Absolutely this. As much as I'd love a free (and preferably FOSS) alternative to YouTube that's just as good, I don't see a realistic way for that to happen. Video is expensive.

[–] eric5949 5 points 2 years ago (1 children)

I think it'll happen on some level eventually. Storage costs are only going to go down over the long term. Sure, higher resolution video is bigger, and they'll probably keep going even higher, but most people don't care past a certain point. It won't happen soon, but give it 10 or so years I could see it being more viable.

[–] [email protected] 5 points 2 years ago

Possibly, and hopefully! And it is true that storage will only get cheaper, and theoretically bandwidth will be too. But for now, bandwidth is expensive and (fast) storage is also expensive, despite being much more affordable than it was not too many years ago.

[–] ElectroVagrant 9 points 2 years ago

I don’t think it’s realistic to expect a free to use alternative to YouTube to exist...It simply costs too much in resources to store and send out high quality video content for free.

I agree, and at the same time I think this raises the great question of, why did anyone think it was a good idea to put all of this on a single site to begin with?

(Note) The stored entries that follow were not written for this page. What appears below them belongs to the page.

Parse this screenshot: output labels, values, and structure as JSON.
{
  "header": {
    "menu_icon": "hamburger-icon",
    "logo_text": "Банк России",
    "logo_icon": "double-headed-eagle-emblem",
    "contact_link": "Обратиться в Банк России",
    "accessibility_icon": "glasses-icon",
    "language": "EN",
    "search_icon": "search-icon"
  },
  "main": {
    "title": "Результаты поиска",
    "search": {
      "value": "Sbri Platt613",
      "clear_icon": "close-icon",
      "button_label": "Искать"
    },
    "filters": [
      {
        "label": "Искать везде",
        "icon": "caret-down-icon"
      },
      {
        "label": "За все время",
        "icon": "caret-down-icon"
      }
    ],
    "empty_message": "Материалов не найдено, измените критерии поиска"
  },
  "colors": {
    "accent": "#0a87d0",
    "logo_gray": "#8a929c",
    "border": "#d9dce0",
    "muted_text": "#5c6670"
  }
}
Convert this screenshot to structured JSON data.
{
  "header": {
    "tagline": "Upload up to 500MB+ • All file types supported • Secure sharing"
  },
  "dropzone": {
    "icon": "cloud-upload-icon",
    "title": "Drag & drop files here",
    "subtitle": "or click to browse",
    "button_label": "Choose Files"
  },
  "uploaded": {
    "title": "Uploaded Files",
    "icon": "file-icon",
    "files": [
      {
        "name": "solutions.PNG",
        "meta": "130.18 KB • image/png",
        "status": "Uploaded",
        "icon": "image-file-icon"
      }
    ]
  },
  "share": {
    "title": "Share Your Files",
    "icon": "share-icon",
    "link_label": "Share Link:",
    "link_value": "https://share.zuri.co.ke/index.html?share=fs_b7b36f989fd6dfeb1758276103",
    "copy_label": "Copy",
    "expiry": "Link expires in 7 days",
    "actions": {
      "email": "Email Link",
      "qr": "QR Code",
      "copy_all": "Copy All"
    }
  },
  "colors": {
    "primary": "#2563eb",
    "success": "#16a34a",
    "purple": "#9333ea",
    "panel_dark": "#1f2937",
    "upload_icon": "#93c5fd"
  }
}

Ideally it sounds great, courtesy of its convenience and...I'm sure there's more but I'm blanking on other qualities that don't seem to lean on presumptions of benefits from a singular site's operations.

Realistically it was almost always going to be a better idea to distribute the load of high density media like this across different operators to ensure a variety of video production, better redundancy through no single point of failure, reduced operational costs as a lower volume of data has to be stored & processed, and so on. Of course, the problem remains by & large the network effect in terms of getting any large group of people to disperse or move anywhere else, because it's not like there haven't been alternatives attempted, nor alternative technologies to enable alternatives to exist.

However, there's also the problem of any alternatives or competitors framing themselves as an alternative or competitor to YouTube to begin with. That's a losing approach from the start, instead they need to frame themselves as themselves, not a different YouTube, but an independent video host with xyz unique features.

If you don't believe that could be a successful approach, then you're simply ignoring the brief popularity of Vine and the rapid success and continuing popularity of TikTok.